Thursday, September 24, 2009

I've Been Sent a Howler!

Not one of these, he's a little canine friend. Because I don't have enough to do, or enough people to keep alive and fed. In order to appreciate this story, I need to go back a few weeks.

Our dog Jill is getting old, fat and sassy. She has begun relieving herself on the basement carpet at night if we don't shut our bedroom door tightly. We've had her a long time, but incontinence is a bit of a deal breaker for me. (hear that boys? you've been warned!) A few Saturdays ago, Lewis was out of town, but it was okay because there was a church dinner. If I don't have to cook, all is right with the world. There was some sort of scout recognition and the big boys had to be early, so I sent them walking to the church. A few minutes later, I get a call from Dainon. "Mom, Jill just got hit by a car."
"What?! Are you joking? Is she dead?" There was a slightly hopeful sound to my voice.
"No, she's just limping on her back foot." Dang.
I went to pick her up, and found that she'd followed Dainon, and he hadn't sent her home. So she went and got herself run over, but not enough to finish the job.
Don't hate me, I'm not an animal person. I'm a people person. I like animals just fine, but they aren't on the same tier to me as humans.
Her back paw was injured. I looked at her, and saw dollar signs. I knew that I was going to miss that lovely dinner that I didn't have to cook. I was going to miss my boys' recognition, and everyone was going to think I was one of those flaky moms that just drop their kids off at stuff.
I called Lewis.
"Honey, Jill's been hit by a car. Where's your gun?"
"What?! How is she? How bad is she hurt?"
"She probably has a broken paw. Can I put her down? Please?"
"No."
Double Dang.
I didn't know if I actually could pull the trigger. Then I thought about her poop on my freshly shampooed carpet, and I thought I could. Lewis' dad told me about when his wife's cat came home badly injured with intestines hanging out. He knew the vet bills would be big, so he got out his 22 and took matters into his own hands. He washed, dried and fluffed the kitty back up. Then he curled it up under a bush like it was sleeping.
"Oh, look honey, I've found your cat."
"Ooo," she cooed "It looks like she went in her sleep."
He smiled.
I called him, and asked him to come up for a visit.
A week after this happened, Lewis came home with this little creature.

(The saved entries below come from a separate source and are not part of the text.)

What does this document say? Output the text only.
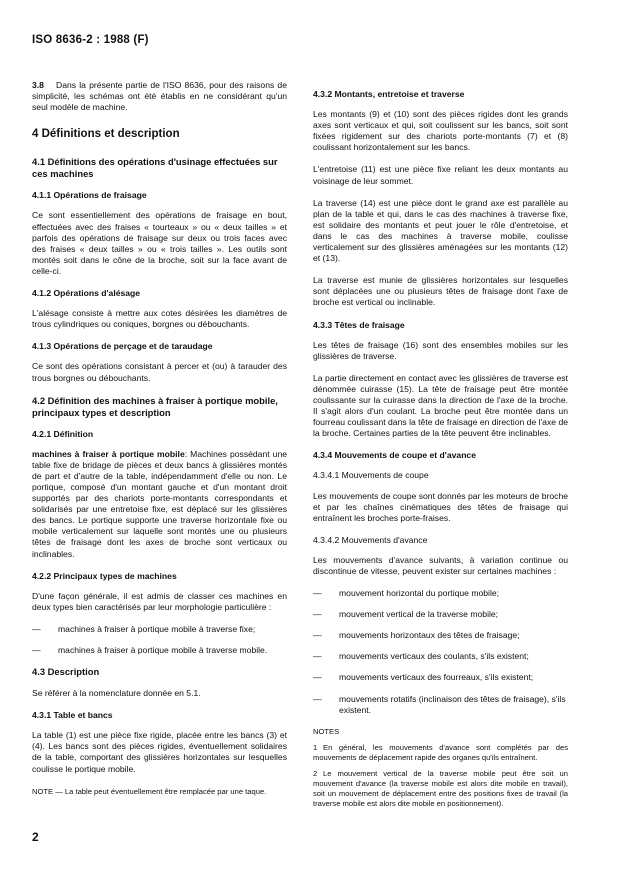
ISO 8636-2 : 1988 (F)

3.8 Dans la présente partie de l'ISO 8636, pour des raisons de simplicité, les schémas ont été établis en ne considérant qu'un seul modèle de machine.

4 Définitions et description
4.1 Définitions des opérations d'usinage effectuées sur ces machines
4.1.1 Opérations de fraisage

Ce sont essentiellement des opérations de fraisage en bout, effectuées avec des fraises « tourteaux » ou « deux tailles » et parfois des opérations de fraisage sur deux ou trois faces avec des fraises « deux tailles » ou « trois tailles ». Les outils sont montés soit dans le cône de la broche, soit sur la face avant de celle-ci.

4.1.2 Opérations d'alésage

L'alésage consiste à mettre aux cotes désirées les diamètres de trous cylindriques ou coniques, borgnes ou débouchants.

4.1.3 Opérations de perçage et de taraudage

Ce sont des opérations consistant à percer et (ou) à tarauder des trous borgnes ou débouchants.

4.2 Définition des machines à fraiser à portique mobile, principaux types et description
4.2.1 Définition

machines à fraiser à portique mobile: Machines possédant une table fixe de bridage de pièces et deux bancs à glissières montés de part et d'autre de la table, indépendamment d'elle ou non. Le portique, composé d'un montant gauche et d'un montant droit supportés par des chariots porte-montants correspondants et solidarisés par une entretoise fixe, est déplacé sur les glissières des bancs. Le portique supporte une traverse horizontale fixe ou mobile verticalement sur laquelle sont montés une ou plusieurs têtes de fraisage dont les axes de broche sont verticaux ou inclinables.

4.2.2 Principaux types de machines

D'une façon générale, il est admis de classer ces machines en deux types bien caractérisés par leur morphologie particulière :

— machines à fraiser à portique mobile à traverse fixe;
— machines à fraiser à portique mobile à traverse mobile.
4.3 Description

Se référer à la nomenclature donnée en 5.1.

4.3.1 Table et bancs

La table (1) est une pièce fixe rigide, placée entre les bancs (3) et (4). Les bancs sont des pièces rigides, éventuellement solidaires de la table, comportant des glissières horizontales sur lesquelles coulisse le portique mobile.

NOTE — La table peut éventuellement être remplacée par une taque.

4.3.2 Montants, entretoise et traverse

Les montants (9) et (10) sont des pièces rigides dont les grands axes sont verticaux et qui, soit coulissent sur les bancs, soit sont fixées rigidement sur des chariots porte-montants (7) et (8) coulissant horizontalement sur les bancs.

L'entretoise (11) est une pièce fixe reliant les deux montants au voisinage de leur sommet.

La traverse (14) est une pièce dont le grand axe est parallèle au plan de la table et qui, dans le cas des machines à traverse fixe, est solidaire des montants et peut jouer le rôle d'entretoise, et dans le cas des machines à traverse mobile, coulisse verticalement sur des glissières aménagées sur les montants (12) et (13).

La traverse est munie de glissières horizontales sur lesquelles sont déplacées une ou plusieurs têtes de fraisage dont l'axe de broche est vertical ou inclinable.

4.3.3 Têtes de fraisage

Les têtes de fraisage (16) sont des ensembles mobiles sur les glissières de traverse.

La partie directement en contact avec les glissières de traverse est dénommée cuirasse (15). La tête de fraisage peut être montée coulissante sur la cuirasse dans la direction de l'axe de la broche. Il s'agit alors d'un coulant. La broche peut être montée dans un fourreau coulissant dans la tête de fraisage en direction de l'axe de la broche. Certaines parties de la tête peuvent être inclinables.

4.3.4 Mouvements de coupe et d'avance
4.3.4.1 Mouvements de coupe

Les mouvements de coupe sont donnés par les moteurs de broche et par les chaînes cinématiques des têtes de fraisage qui entraînent les broches porte-fraises.

4.3.4.2 Mouvements d'avance

Les mouvements d'avance suivants, à variation continue ou discontinue de vitesse, peuvent exister sur certaines machines :

— mouvement horizontal du portique mobile;
— mouvement vertical de la traverse mobile;
— mouvements horizontaux des têtes de fraisage;
— mouvements verticaux des coulants, s'ils existent;
— mouvements verticaux des fourreaux, s'ils existent;
— mouvements rotatifs (inclinaison des têtes de fraisage), s'ils existent.
NOTES

1 En général, les mouvements d'avance sont complétés par des mouvements de déplacement rapide des organes qu'ils entraînent.

2 Le mouvement vertical de la traverse mobile peut être soit un mouvement d'avance (la traverse mobile est alors dite mobile en travail), soit un mouvement de déplacement entre des positions fixes de travail (la traverse mobile est alors dite mobile en positionnement).

2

His friend from work had been begging us to take him. I'd been saying no, no, never. But they desperately needed a babysitter for the weekend. So, there he was, looking like some unholy combination of rat, monkey and dog. I approached him and he stood on his hind legs. I lifted him up from under his arms like a baby, and something magical happened: He put his arms around my neck and hugged me tightly. I'm not kidding. His breed has double jointed paws and can use them a lot like arms. He imprinted on me like some kind of werewolf in a vampire novel. I am now his whole world. Know what he's doing in this photo? Waiting and howling for me to come home. At first it was a little irritating not being able to take so much as a step without bumping into him, but he's relaxed a bit. He's quite naughty and steals food. When he's home alone, he has to be in his crate or he marks things (oh, the incontinence of it all!) But we like him. He makes us laugh. Violin practice is one of our favorite times now, see why?



*Oh, and Jill is still alive, and her paw is healing nicely.

7 comments:

Jenn said...

My kids got a kick out of the video. So what should your kids do when YOU get incontinent? Just for future reference.

EarlGirl said...

Um, floral scented diapers?

Teachinfourth said...

I'm with you - totally not an animal person...people all the way.

Michelle said...

The video cracked me up, but not near as much as, "Honey, the dog got hit by a car. Where's your gun?" The next time i have a pet issue, I'm definitely calling you! And, I can put the loaded gun right into your hand, all you have to do is pull the trigger. :) My father-in-law call it the three S's of stray pets-- shoot, shovel and shut-up.

Jana said...

Okay. Let me get this straight....

1. you don't like dogs.
2. you are excited when your dog might be dying.
3. you let your husband bring home a new dog.
4. your old dog is still not dead.

I have just decided that you are going to be translated.....very soon.

And thus the reason you were blessed with boys.

Home of the Muddy Kids said...

Way to hang in there, Jill! Can I shoot the howler? (o:

MamaBird said...

So glad you are "back"! People are at the top of my "list" as well. Animals are "nice"... that doesn't always score me points.